Specifically my right index and middle finger. They are spazzing out and acting like it is rebelling against my body.

Don't like this.

School starts in two days and I need it to type...

GRRRRRRRRRRRRR.

[SallyC]

Sorry Earl....I hope it's just a temp thingy and not the start of a flare.

[Dejibo]

I get temp things on the right side now and again, and they go away after a short bit. My sx are primarly left sided as well. those are the ones that stick around.

[AfterMyNap]

Ugh. It's a party and every nerve is invited. Hate it!

[Debbie D]

If it keeps up, are you going to call your doc?

[Erin524]

Sometimes I feel like I'm on my last nerve.

Everything gets on my nerves.

Just when things start to get better, something comes along and snaps my nerves.

Right now it's my right side that's being mostly affected, with a little bit of left sided crap going on (mostly the left hand). Hey, together we could make one (mostly) working person!

I hate it when the MS screws around with my hands. I'm a crocheter and a knitter. Doing my yarn hobbies is what keeps me sane and keeps me from stabbing annoying people in the eyes with a crochet hook. (everything is getting on my nerves, and I'm so close to poking someone's eye out with a crochet hook or use my metal knitting needles to make a voodoo doll out of the next person who annoys me)

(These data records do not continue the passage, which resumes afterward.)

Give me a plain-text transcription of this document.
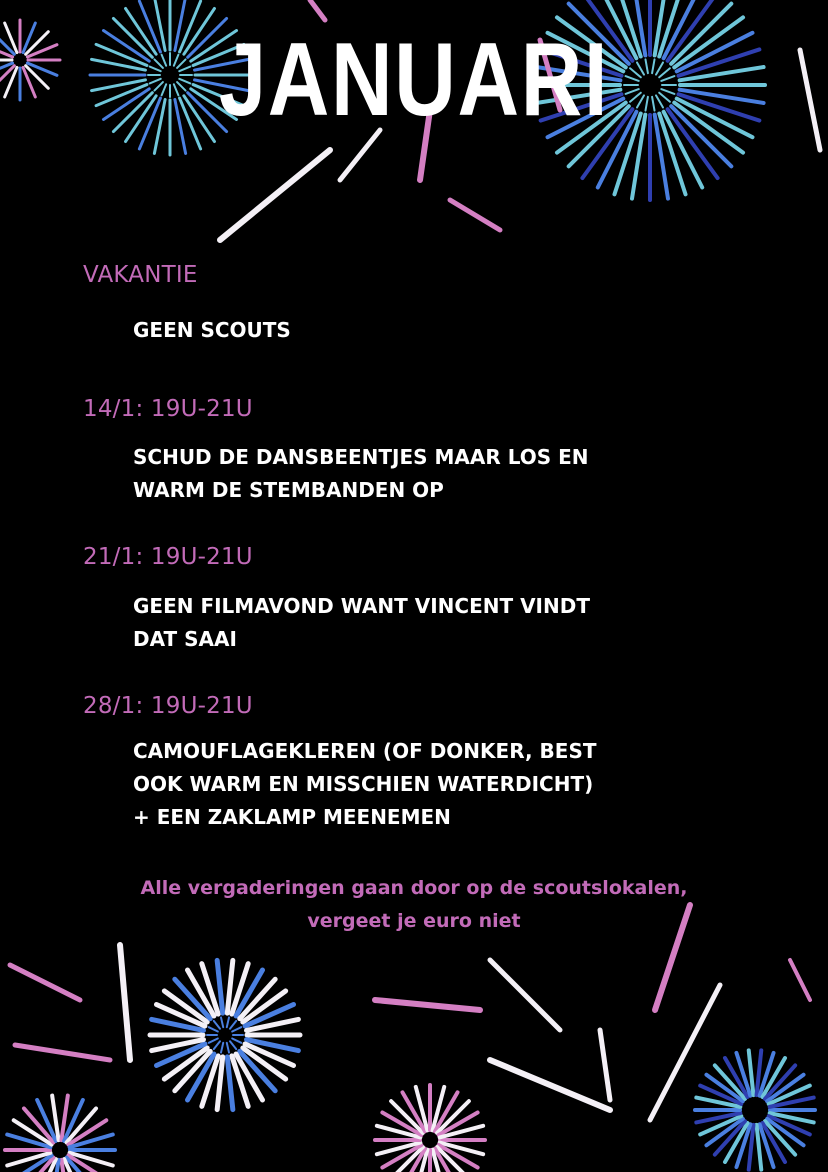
JANUARI
VAKANTIE
GEEN SCOUTS
14/1: 19U-21U
SCHUD DE DANSBEENTJES MAAR LOS EN
WARM DE STEMBANDEN OP
21/1: 19U-21U
GEEN FILMAVOND WANT VINCENT VINDT
DAT SAAI
28/1: 19U-21U
CAMOUFLAGEKLEREN (OF DONKER, BEST
OOK WARM EN MISSCHIEN WATERDICHT)
+ EEN ZAKLAMP MEENEMEN
Alle vergaderingen gaan door op de scoutslokalen,
vergeet je euro niet
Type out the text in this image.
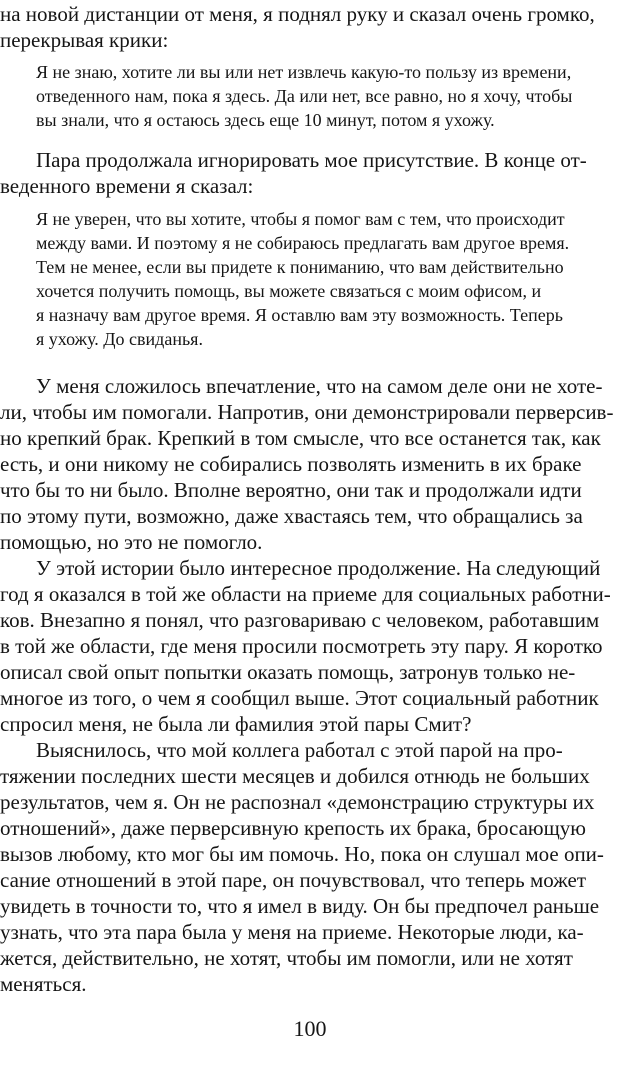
на новой дистанции от меня, я поднял руку и сказал очень громко,
перекрывая крики:
Я не знаю, хотите ли вы или нет извлечь какую-то пользу из времени,
отведенного нам, пока я здесь. Да или нет, все равно, но я хочу, чтобы
вы знали, что я остаюсь здесь еще 10 минут, потом я ухожу.
Пара продолжала игнорировать мое присутствие. В конце от-
веденного времени я сказал:
Я не уверен, что вы хотите, чтобы я помог вам с тем, что происходит
между вами. И поэтому я не собираюсь предлагать вам другое время.
Тем не менее, если вы придете к пониманию, что вам действительно
хочется получить помощь, вы можете связаться с моим офисом, и
я назначу вам другое время. Я оставлю вам эту возможность. Теперь
я ухожу. До свиданья.
У меня сложилось впечатление, что на самом деле они не хоте-
ли, чтобы им помогали. Напротив, они демонстрировали перверсив-
но крепкий брак. Крепкий в том смысле, что все останется так, как
есть, и они никому не собирались позволять изменить в их браке
что бы то ни было. Вполне вероятно, они так и продолжали идти
по этому пути, возможно, даже хвастаясь тем, что обращались за
помощью, но это не помогло.
У этой истории было интересное продолжение. На следующий
год я оказался в той же области на приеме для социальных работни-
ков. Внезапно я понял, что разговариваю с человеком, работавшим
в той же области, где меня просили посмотреть эту пару. Я коротко
описал свой опыт попытки оказать помощь, затронув только не-
многое из того, о чем я сообщил выше. Этот социальный работник
спросил меня, не была ли фамилия этой пары Смит?
Выяснилось, что мой коллега работал с этой парой на про-
тяжении последних шести месяцев и добился отнюдь не больших
результатов, чем я. Он не распознал «демонстрацию структуры их
отношений», даже перверсивную крепость их брака, бросающую
вызов любому, кто мог бы им помочь. Но, пока он слушал мое опи-
сание отношений в этой паре, он почувствовал, что теперь может
увидеть в точности то, что я имел в виду. Он бы предпочел раньше
узнать, что эта пара была у меня на приеме. Некоторые люди, ка-
жется, действительно, не хотят, чтобы им помогли, или не хотят
меняться.
100
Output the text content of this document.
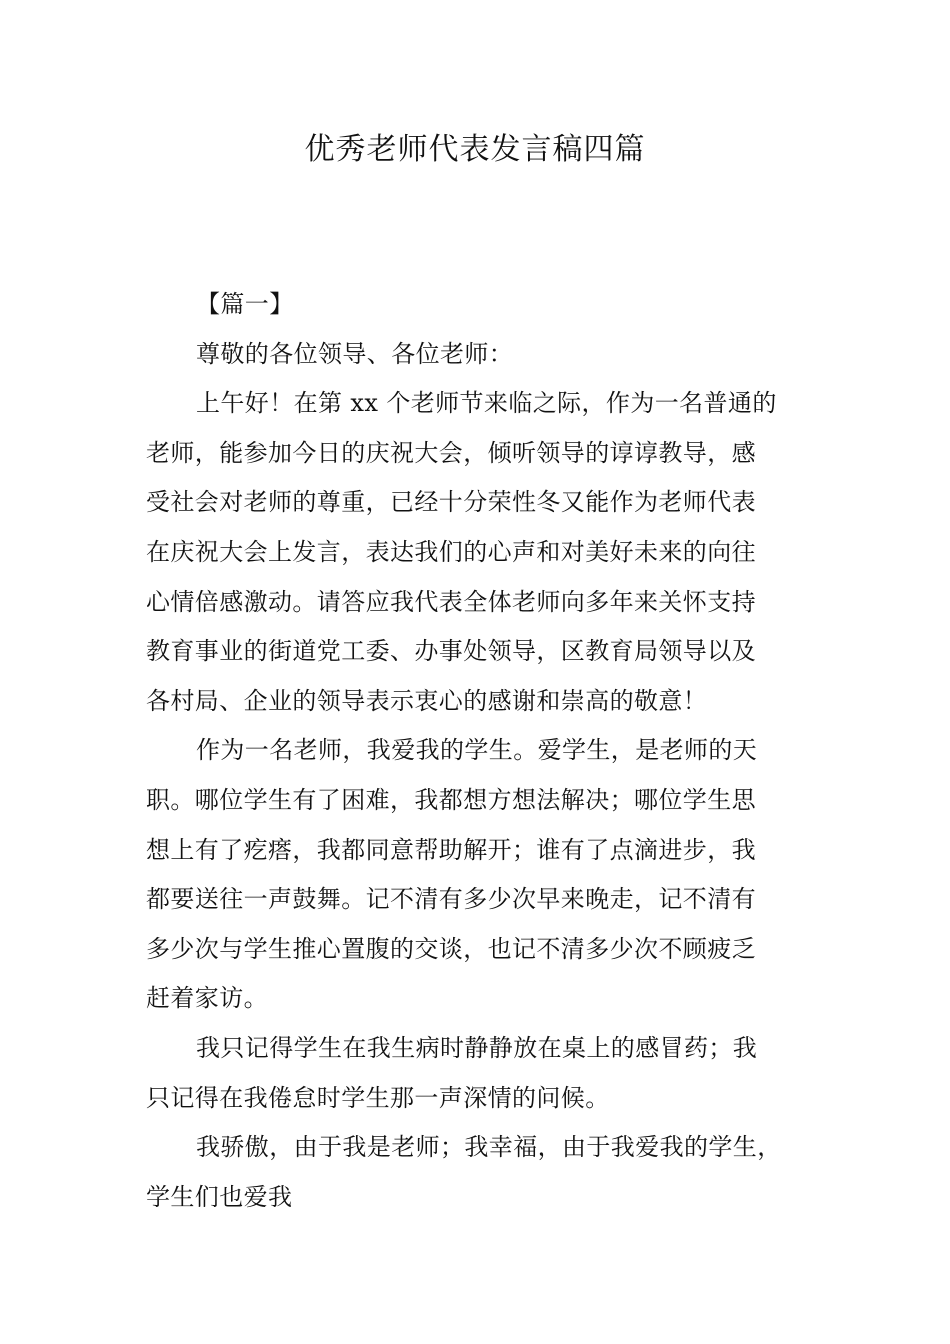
优秀老师代表发言稿四篇
【篇一】
尊敬的各位领导、各位老师：
上午好！在第 xx 个老师节来临之际，作为一名普通的
老师，能参加今日的庆祝大会，倾听领导的谆谆教导，感
受社会对老师的尊重，已经十分荣性冬又能作为老师代表
在庆祝大会上发言，表达我们的心声和对美好未来的向往
心情倍感激动。请答应我代表全体老师向多年来关怀支持
教育事业的街道党工委、办事处领导，区教育局领导以及
各村局、企业的领导表示衷心的感谢和崇高的敬意！
作为一名老师，我爱我的学生。爱学生，是老师的天
职。哪位学生有了困难，我都想方想法解决；哪位学生思
想上有了疙瘩，我都同意帮助解开；谁有了点滴进步，我
都要送往一声鼓舞。记不清有多少次早来晚走，记不清有
多少次与学生推心置腹的交谈，也记不清多少次不顾疲乏
赶着家访。
我只记得学生在我生病时静静放在桌上的感冒药；我
只记得在我倦怠时学生那一声深情的问候。
我骄傲，由于我是老师；我幸福，由于我爱我的学生，
学生们也爱我
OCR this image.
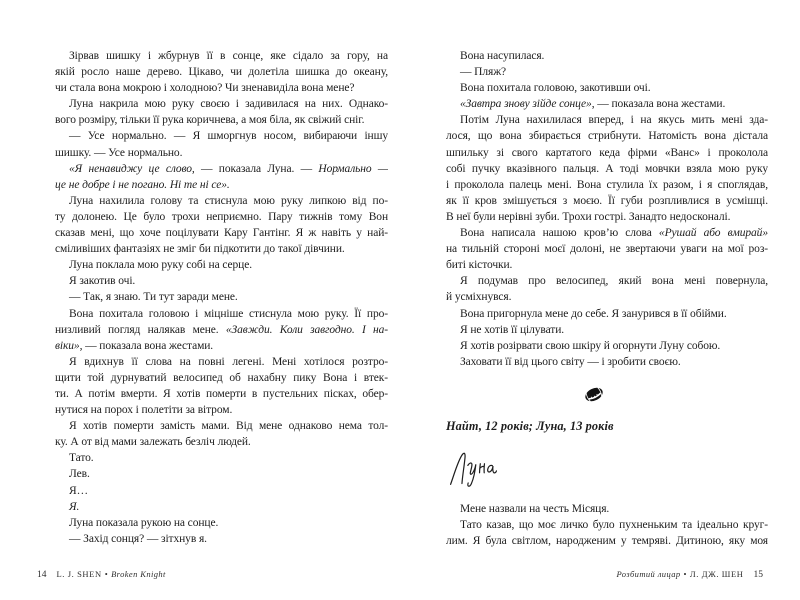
Зірвав шишку і жбурнув її в сонце, яке сідало за гору, на
якій росло наше дерево. Цікаво, чи долетіла шишка до океану,
чи стала вона мокрою і холодною? Чи зненавиділа вона мене?
Луна накрила мою руку своєю і задивилася на них. Однако-
вого розміру, тільки її рука коричнева, а моя біла, як свіжий сніг.
— Усе нормально. — Я шморгнув носом, вибираючи іншу
шишку. — Усе нормально.
«Я ненавиджу це слово, — показала Луна. — Нормально —
це не добре і не погано. Ні те ні се».
Луна нахилила голову та стиснула мою руку липкою від по-
ту долонею. Це було трохи неприємно. Пару тижнів тому Вон
сказав мені, що хоче поцілувати Кару Гантінг. Я ж навіть у най-
сміливіших фантазіях не зміг би підкотити до такої дівчини.
Луна поклала мою руку собі на серце.
Я закотив очі.
— Так, я знаю. Ти тут заради мене.
Вона похитала головою і міцніше стиснула мою руку. Її про-
низливий погляд налякав мене. «Завжди. Коли завгодно. І на-
віки», — показала вона жестами.
Я вдихнув її слова на повні легені. Мені хотілося розтро-
щити той дурнуватий велосипед об нахабну пику Вона і втек-
ти. А потім вмерти. Я хотів померти в пустельних пісках, обер-
нутися на порох і полетіти за вітром.
Я хотів померти замість мами. Від мене однаково нема тол-
ку. А от від мами залежать безліч людей.
Тато.
Лев.
Я…
Я.
Луна показала рукою на сонце.
— Захід сонця? — зітхнув я.
Вона насупилася.
— Пляж?
Вона похитала головою, закотивши очі.
«Завтра знову зійде сонце», — показала вона жестами.
Потім Луна нахилилася вперед, і на якусь мить мені зда-
лося, що вона збирається стрибнути. Натомість вона дістала
шпильку зі свого картатого кеда фірми «Ванс» і проколола
собі пучку вказівного пальця. А тоді мовчки взяла мою руку
і проколола палець мені. Вона стулила їх разом, і я споглядав,
як її кров змішується з моєю. Її губи розпливлися в усмішці.
В неї були нерівні зуби. Трохи гострі. Занадто недосконалі.
Вона написала нашою кров’ю слова «Рушай або вмирай»
на тильній стороні моєї долоні, не звертаючи уваги на мої роз-
биті кісточки.
Я подумав про велосипед, який вона мені повернула,
й усміхнувся.
Вона пригорнула мене до себе. Я занурився в її обійми.
Я не хотів її цілувати.
Я хотів розірвати свою шкіру й огорнути Луну собою.
Заховати її від цього світу — і зробити своєю.
Найт, 12 років; Луна, 13 років
Мене назвали на честь Місяця.
Тато казав, що моє личко було пухненьким та ідеально круг-
лим. Я була світлом, народженим у темряві. Дитиною, яку моя
14 L. J. SHEN • Broken Knight	Розбитий лицар • Л. ДЖ. ШЕН 15
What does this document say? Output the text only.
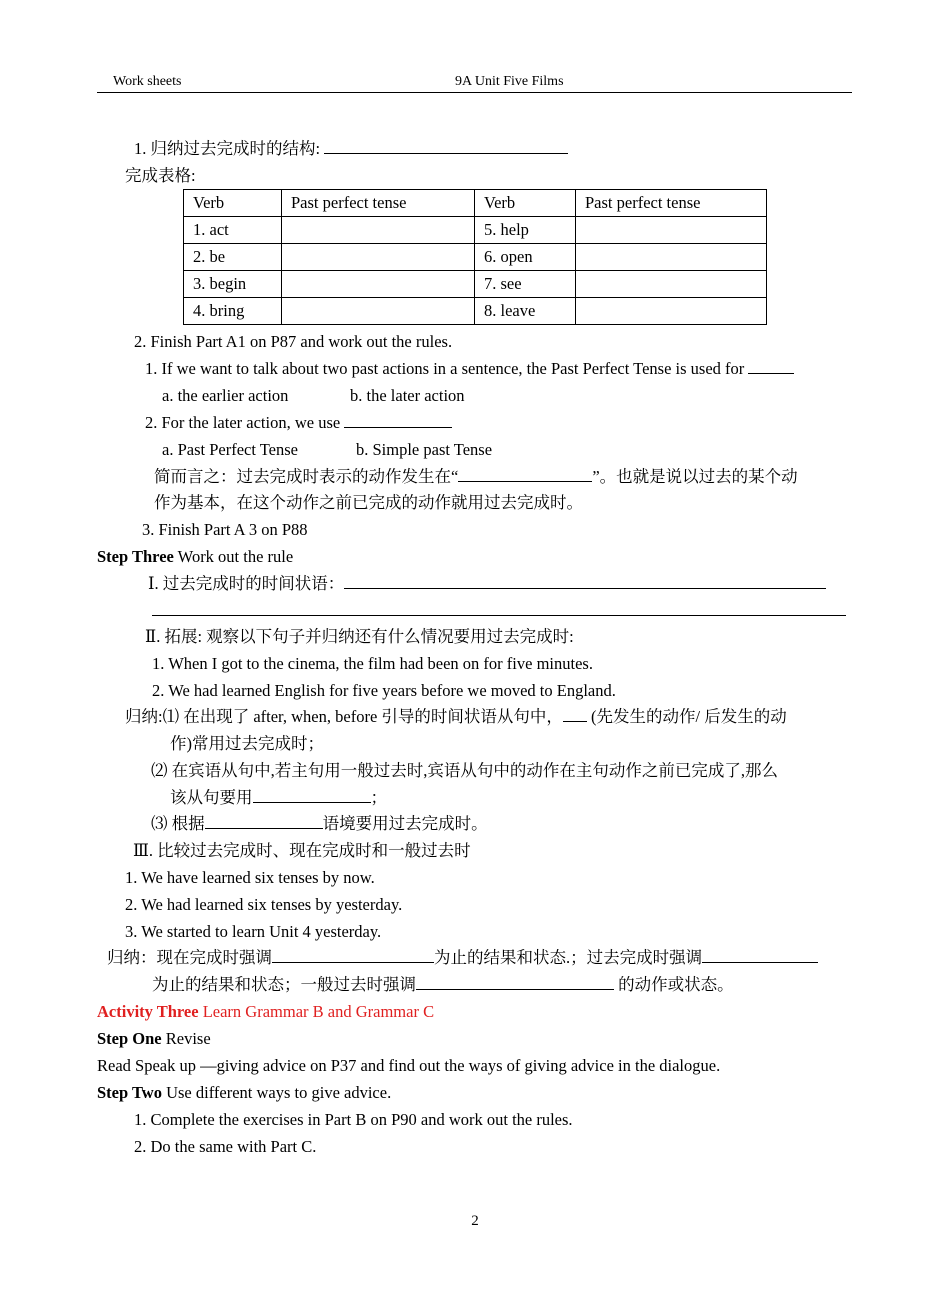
Work sheets	9A Unit Five Films
1. 归纳过去完成时的结构:
完成表格:
Verb	Past perfect tense	Verb	Past perfect tense
1. act		5. help	
2. be		6. open	
3. begin		7. see	
4. bring		8. leave	
2. Finish Part A1 on P87 and work out the rules.
1. If we want to talk about two past actions in a sentence, the Past Perfect Tense is used for
a. the earlier action	b. the later action
2. For the later action, we use
a. Past Perfect Tense	b. Simple past Tense
简而言之：过去完成时表示的动作发生在“	”。也就是说以过去的某个动
作为基本，在这个动作之前已完成的动作就用过去完成时。
3. Finish Part A 3 on P88
Step Three Work out the rule
Ⅰ. 过去完成时的时间状语：
Ⅱ. 拓展: 观察以下句子并归纳还有什么情况要用过去完成时:
1. When I got to the cinema, the film had been on for five minutes.
2. We had learned English for five years before we moved to England.
归纳:⑴ 在出现了 after, when, before 引导的时间状语从句中， (先发生的动作/ 后发生的动
作)常用过去完成时；
⑵ 在宾语从句中,若主句用一般过去时,宾语从句中的动作在主句动作之前已完成了,那么
该从句要用	；
⑶ 根据	语境要用过去完成时。
Ⅲ. 比较过去完成时、现在完成时和一般过去时
1. We have learned six tenses by now.
2. We had learned six tenses by yesterday.
3. We started to learn Unit 4 yesterday.
归纳：现在完成时强调	为止的结果和状态.；过去完成时强调
为止的结果和状态；一般过去时强调	的动作或状态。
Activity Three Learn Grammar B and Grammar C
Step One Revise
Read Speak up —giving advice on P37 and find out the ways of giving advice in the dialogue.
Step Two Use different ways to give advice.
1. Complete the exercises in Part B on P90 and work out the rules.
2. Do the same with Part C.
2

Dont you hate it when the MS screws around with your ability to work or do your hobbies?

[Desinie]

I hear ya,Earl. I've only mostly had left sided symptoms too. The past week or so I've noticed some slight numbness in my last two fingers on my right hand. I've never had any numbness before in my fingers or arms. Some weakness overall, but never numbness in my fingers. A lady that lives on my street said to me the other day that one day they ( I say they because I wasn't born til 1970) woke up one day to a cure to Polio. Why, oh why, can't we wake up to a cure for MS one day soon?!? Like yesterday would be great. I'm not a hateful person, but MS I hate with every ounce of my being!

[jeep4wd]

Quote:

Originally Posted by Desinie

I hear ya,Earl. I've only mostly had left sided symptoms too. The past week or so I've noticed some slight numbness in my last two fingers on my right hand. I've never had any numbness before in my fingers or arms. Some weakness overall, but never numbness in my fingers. A lady that lives on my street said to me the other day that one day they ( I say they because I wasn't born til 1970) woke up one day to a cure to Polio. Why, oh why, can't we wake up to a cure for MS one day soon?!? Like yesterday would be great. I'm not a hateful person, but MS I hate with every ounce of my being!

This is so well said but there is alot of money involved 30,ooo dollars per person us funds not counting all the canes ,walkers,wheelchairs and all the other high priced accessories.Is it any wonder that a simple study for ccsvi is being pushed to the side.Take a look at the Neurologist office pens,pencils and posters can you imagine all the perks you dont see.Sorry for all the new symptoms Earl and all reading this. We Will Never Rest till this monster is finally slain....because M.S. never rests ever....

[Desinie]

I have to agree with you,Jeep. I know everything boils down to money. That said, I won't stop asking questions nor give up hope. I'm very stubborn which at times has come in handy and other times, not so much.